Received 10 August 2013; Revised 16 October 2013; Accepted 24 October 2013

Academic Editor: Rongni Yang

Copyright © 2013 Guodong Yin and XianJian Jin. This is an open access article distributed under the Creative Commons Attribution License, which permits unrestricted use, distribution, and reproduction in any medium, provided the original work is properly cited.

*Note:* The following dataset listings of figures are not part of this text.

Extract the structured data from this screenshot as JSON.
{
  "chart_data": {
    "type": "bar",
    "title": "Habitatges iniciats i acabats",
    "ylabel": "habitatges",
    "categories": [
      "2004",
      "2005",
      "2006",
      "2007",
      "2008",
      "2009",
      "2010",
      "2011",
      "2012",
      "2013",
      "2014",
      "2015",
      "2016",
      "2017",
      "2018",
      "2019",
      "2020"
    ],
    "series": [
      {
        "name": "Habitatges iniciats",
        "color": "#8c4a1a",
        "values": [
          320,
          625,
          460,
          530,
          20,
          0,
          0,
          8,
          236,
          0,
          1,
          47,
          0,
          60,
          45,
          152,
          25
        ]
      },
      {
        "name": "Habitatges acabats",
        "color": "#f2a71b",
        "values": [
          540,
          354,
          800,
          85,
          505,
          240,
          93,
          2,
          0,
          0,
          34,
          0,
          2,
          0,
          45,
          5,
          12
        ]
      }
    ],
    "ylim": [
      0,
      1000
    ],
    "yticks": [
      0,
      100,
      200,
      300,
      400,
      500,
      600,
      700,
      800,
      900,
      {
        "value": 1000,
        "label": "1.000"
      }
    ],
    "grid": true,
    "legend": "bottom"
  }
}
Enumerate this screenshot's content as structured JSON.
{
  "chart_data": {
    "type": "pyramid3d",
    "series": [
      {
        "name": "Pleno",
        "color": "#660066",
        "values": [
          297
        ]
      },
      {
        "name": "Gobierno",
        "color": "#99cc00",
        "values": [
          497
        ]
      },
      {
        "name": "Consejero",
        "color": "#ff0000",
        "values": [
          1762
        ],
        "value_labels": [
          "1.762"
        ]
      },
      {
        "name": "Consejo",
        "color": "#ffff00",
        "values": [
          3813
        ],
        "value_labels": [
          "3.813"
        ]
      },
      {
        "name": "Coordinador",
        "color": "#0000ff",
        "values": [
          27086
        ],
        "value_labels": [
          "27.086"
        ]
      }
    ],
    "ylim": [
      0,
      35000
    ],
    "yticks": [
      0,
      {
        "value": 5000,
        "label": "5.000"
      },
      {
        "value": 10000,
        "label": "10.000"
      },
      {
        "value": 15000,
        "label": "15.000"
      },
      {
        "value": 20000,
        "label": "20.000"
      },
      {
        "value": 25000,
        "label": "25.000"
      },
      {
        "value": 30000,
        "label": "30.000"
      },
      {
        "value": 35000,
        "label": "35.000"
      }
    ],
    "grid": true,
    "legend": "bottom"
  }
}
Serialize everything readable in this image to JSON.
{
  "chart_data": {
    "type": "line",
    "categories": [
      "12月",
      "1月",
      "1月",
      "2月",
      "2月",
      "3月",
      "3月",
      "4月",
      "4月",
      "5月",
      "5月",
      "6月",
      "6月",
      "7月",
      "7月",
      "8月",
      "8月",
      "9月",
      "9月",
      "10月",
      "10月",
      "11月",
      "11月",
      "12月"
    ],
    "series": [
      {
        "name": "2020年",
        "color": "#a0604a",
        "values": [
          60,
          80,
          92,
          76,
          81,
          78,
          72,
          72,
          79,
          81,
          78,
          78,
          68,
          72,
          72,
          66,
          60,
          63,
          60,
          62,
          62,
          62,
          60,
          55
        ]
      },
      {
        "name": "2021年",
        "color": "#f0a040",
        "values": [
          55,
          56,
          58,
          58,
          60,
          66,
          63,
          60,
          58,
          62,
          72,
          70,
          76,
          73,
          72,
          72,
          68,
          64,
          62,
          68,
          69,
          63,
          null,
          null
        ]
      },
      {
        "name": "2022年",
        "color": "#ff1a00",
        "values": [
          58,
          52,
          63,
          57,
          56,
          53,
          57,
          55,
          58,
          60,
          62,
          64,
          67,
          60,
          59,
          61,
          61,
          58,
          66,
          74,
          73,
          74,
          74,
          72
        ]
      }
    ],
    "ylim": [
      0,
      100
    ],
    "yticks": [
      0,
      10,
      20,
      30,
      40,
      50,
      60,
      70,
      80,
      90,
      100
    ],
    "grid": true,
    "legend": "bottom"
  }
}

A new cooperative braking control strategy (CBCS) is proposed for a parallel hybrid electric vehicle (HEV) with both a regenerative braking system and an antilock braking system (ABS) to achieve improved braking performance and energy regeneration. The braking system of the vehicle is based on a new method of HEV braking torque distribution that makes the antilock braking system work together with the regenerative braking system harmoniously. In the cooperative braking control strategy, a sliding mode controller (SMC) for ABS is designed to maintain the wheel slip within an optimal range by adjusting the hydraulic braking torque continuously; to reduce the chattering in SMC, a boundary-layer method with moderate tuning of a saturation function is also investigated; based on the wheel slip ratio, battery state of charge (SOC), and the motor speed, a fuzzy logic control strategy (FLC) is applied to adjust the regenerative braking torque dynamically. In order to evaluate the performance of the cooperative braking control strategy, the braking system model of a hybrid electric vehicle is built in MATLAB/SIMULINK. It is found from the simulation that the cooperative braking control strategy suggested in this paper provides satisfactory braking performance, passenger comfort, and high regenerative efficiency.